Неудовлетворенность результатом сопоставления потерь и приобретений заставляет более внимательно проанализировать процесс обмена. Очевидно, в нем скрыто что-то не уравновешиваемое ни новыми знаниями, ни благосостоянием, ни ростом технического и политического потенциала. Верный признак этого «чего-то» – отсутствие более высоких результатов. Ему сопутствует потеря счастья, все более и более подробные картины которой встречаются нам в искусстве, начиная с эпохи романтизма. Зачастую это бывает связано с техническим прогрессом, однако связь скорее случайная, чем причинно-следственная. И с техникой, и без нее человек может быть счастливым или несчастным. То же можно сказать и о рациональном мышлении, которому многие ставят в вину свою неудовлетворенность жизнью. Разум, если он гармонично организован на всех уровнях, – наш помощник, а не враг, как утверждал Людвиг Клагес.
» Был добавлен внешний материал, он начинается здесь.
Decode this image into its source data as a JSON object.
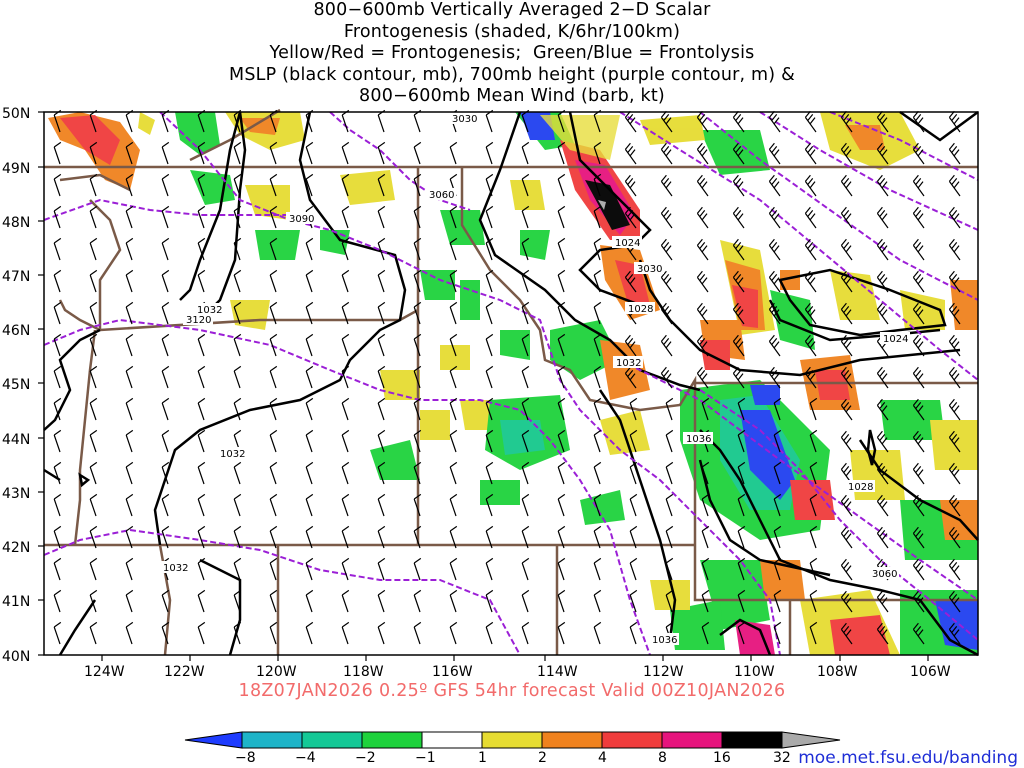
{
  "title_lines": [
    "800−600mb Vertically Averaged 2−D Scalar",
    "Frontogenesis (shaded, K/6hr/100km)",
    "Yellow/Red = Frontogenesis;  Green/Blue = Frontolysis",
    "MSLP (black contour, mb), 700mb height (purple contour, m) &",
    "800−600mb Mean Wind (barb, kt)"
  ],
  "map": {
    "lon_labels": [
      "124W",
      "122W",
      "120W",
      "118W",
      "116W",
      "114W",
      "112W",
      "110W",
      "108W",
      "106W"
    ],
    "lat_labels": [
      "50N",
      "49N",
      "48N",
      "47N",
      "46N",
      "45N",
      "44N",
      "43N",
      "42N",
      "41N",
      "40N"
    ],
    "mslp_labels": [
      "1032",
      "1032",
      "1032",
      "1024",
      "1028",
      "1032",
      "1036",
      "1028",
      "1024",
      "1036"
    ],
    "height_labels": [
      "3030",
      "3060",
      "3090",
      "3120",
      "3030",
      "3060"
    ],
    "colors": {
      "mslp": "#000000",
      "height": "#9b1fd6",
      "borders": "#7a5a48",
      "frontogenesis_yellow": "#e6dc32",
      "frontogenesis_orange": "#f0821e",
      "frontogenesis_red": "#f03c3c",
      "frontolysis_green": "#1ed21e",
      "frontolysis_teal": "#16c88c",
      "frontolysis_blue": "#2040f0"
    }
  },
  "footer": "18Z07JAN2026 0.25º GFS 54hr forecast Valid 00Z10JAN2026",
  "colorbar": {
    "labels": [
      "−8",
      "−4",
      "−2",
      "−1",
      "1",
      "2",
      "4",
      "8",
      "16",
      "32"
    ],
    "colors": [
      "#1e3cff",
      "#1eb4c8",
      "#14c896",
      "#1ed23c",
      "#ffffff",
      "#e6dc32",
      "#f0821e",
      "#f03c3c",
      "#e6147d",
      "#000000",
      "#aaaaaa"
    ]
  },
  "credit": "moe.met.fsu.edu/banding"
}
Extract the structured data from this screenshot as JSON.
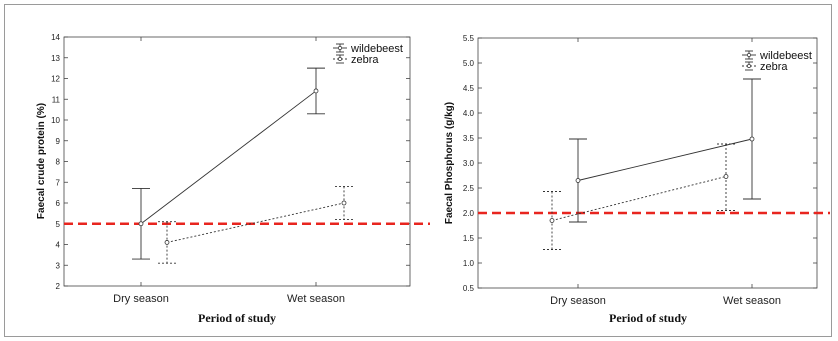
{
  "chart_data": [
    {
      "type": "line",
      "title": "",
      "xlabel": "Period of study",
      "ylabel": "Faecal crude protein (%)",
      "categories": [
        "Dry season",
        "Wet season"
      ],
      "ylim": [
        2,
        14
      ],
      "yticks": [
        "2",
        "3",
        "4",
        "5",
        "6",
        "7",
        "8",
        "9",
        "10",
        "11",
        "12",
        "13",
        "14"
      ],
      "reference_line": {
        "value": 5,
        "color": "#e8251f",
        "style": "dashed"
      },
      "legend": "top-right",
      "series": [
        {
          "name": "wildebeest",
          "values": [
            5.0,
            11.4
          ],
          "error_low": [
            3.3,
            10.3
          ],
          "error_high": [
            6.7,
            12.5
          ],
          "style": "solid"
        },
        {
          "name": "zebra",
          "values": [
            4.1,
            6.0
          ],
          "error_low": [
            3.1,
            5.2
          ],
          "error_high": [
            5.1,
            6.8
          ],
          "style": "dotted"
        }
      ]
    },
    {
      "type": "line",
      "title": "",
      "xlabel": "Period of study",
      "ylabel": "Faecal Phosphorus (g/kg)",
      "categories": [
        "Dry season",
        "Wet season"
      ],
      "ylim": [
        0.5,
        5.5
      ],
      "yticks": [
        "0.5",
        "1.0",
        "1.5",
        "2.0",
        "2.5",
        "3.0",
        "3.5",
        "4.0",
        "4.5",
        "5.0",
        "5.5"
      ],
      "reference_line": {
        "value": 2.0,
        "color": "#e8251f",
        "style": "dashed"
      },
      "legend": "top-right",
      "series": [
        {
          "name": "wildebeest",
          "values": [
            2.65,
            3.48
          ],
          "error_low": [
            1.82,
            2.28
          ],
          "error_high": [
            3.48,
            4.68
          ],
          "style": "solid"
        },
        {
          "name": "zebra",
          "values": [
            1.85,
            2.73
          ],
          "error_low": [
            1.27,
            2.05
          ],
          "error_high": [
            2.43,
            3.38
          ],
          "style": "dotted"
        }
      ]
    }
  ]
}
Недовольство же в большей степени обусловлено тем, чего не хватает, нежели тем, что есть, и оно неизбежно, поскольку обусловлено потребностью, не имеющей отношения к росту комфорта и силы, однако заявляющей о себе очень настойчиво. Оно указывает на то, что мы отдали больше, чем получили, то есть выступаем в качестве кредиторов. Принесена некая жертва, а вознаграждение за преданность еще не появилось на горизонте.

102

Неполнота обмена, проявляющаяся в потере счастья, убывании веселости и отсутствии высших проявлений, как и любая неизмеримая величина, любая независимая реальность, уклоняется от внимания нашей науки, которая неизбежно должна была встать на сторону ньютоновского понимания света.

Гёте же не только увидел другой свет, но и одним из первых испытал боль инициации. Это проявилось в тех часто цитируемых строках, где он описывает ужас странника, слышащего первый шум механической мастерской. Взрезается тот пласт, который лежит намного глубже технического, социального и экономического сознания. Там уже шевелит щупальцами едва родившееся чудовище. Там заявляет о себе нечто иное.

Где и как это событие обнаружило характер инициации, нередко сокрушающей дух, – отдельная тема. Большое значение имеет монотонность, возникающая вместе с шумом машин. Она орудует, как грабитель, в историческом пространстве и при этом все сильнее, все более устрашающе стучит в дверь, возвещая будущее с трансисторической позиции. Такова ужасающая игра со сменой ролей у стены времени.

В связи с этим и боязнь внешнего мира, и внутренний страх должны возрастать; вместе с ними должно расти и то, другое, находящееся снаружи – одновременно обнадеживающее и устрашающее. Вероятно, оно окажется «спасительным»[78] в том смысле, какой вкладывал в это слово Гельдерлин. Именно там пребывает и накапливается недостающий компонент обмена, ощущаемый как потеря. Компенсированы были лишь жертвы, принесенные за счет индивидуальности, свободы, крови. За это люди получили новый мир, первоначально имевший форму схемы, затем строительной времянки, затем здания, растущего на глазах.

Тем не менее утрата осталась невосполненной. Ничто не возмещает того, от чего человек должен был отказаться как человек в собственном смысле слова, как метафизическая, трансцендентальная, сакраментальная фигура, того, что он принес из слоя, где таится дарованная ему творческая сила.

Это отягощает новый дом как ссуда, как непогашенный ипотечный кредит. В больших кровопролитиях также скрывается взнос, жертва, которую исторический человек ничем не может восполнить и с которой его не примиряют никакие монументы, никакие герооны. Такие потери усматриваются именно там, где убийство подчинено совершенно необъяснимой, абсурдной силе, демонически жаждущей крови жертв – не вопреки, а именно потому, что они безвинны. Подобная картина представлена во второй песни «Мессиады» Клопштока. Такого не исправит ни один суд.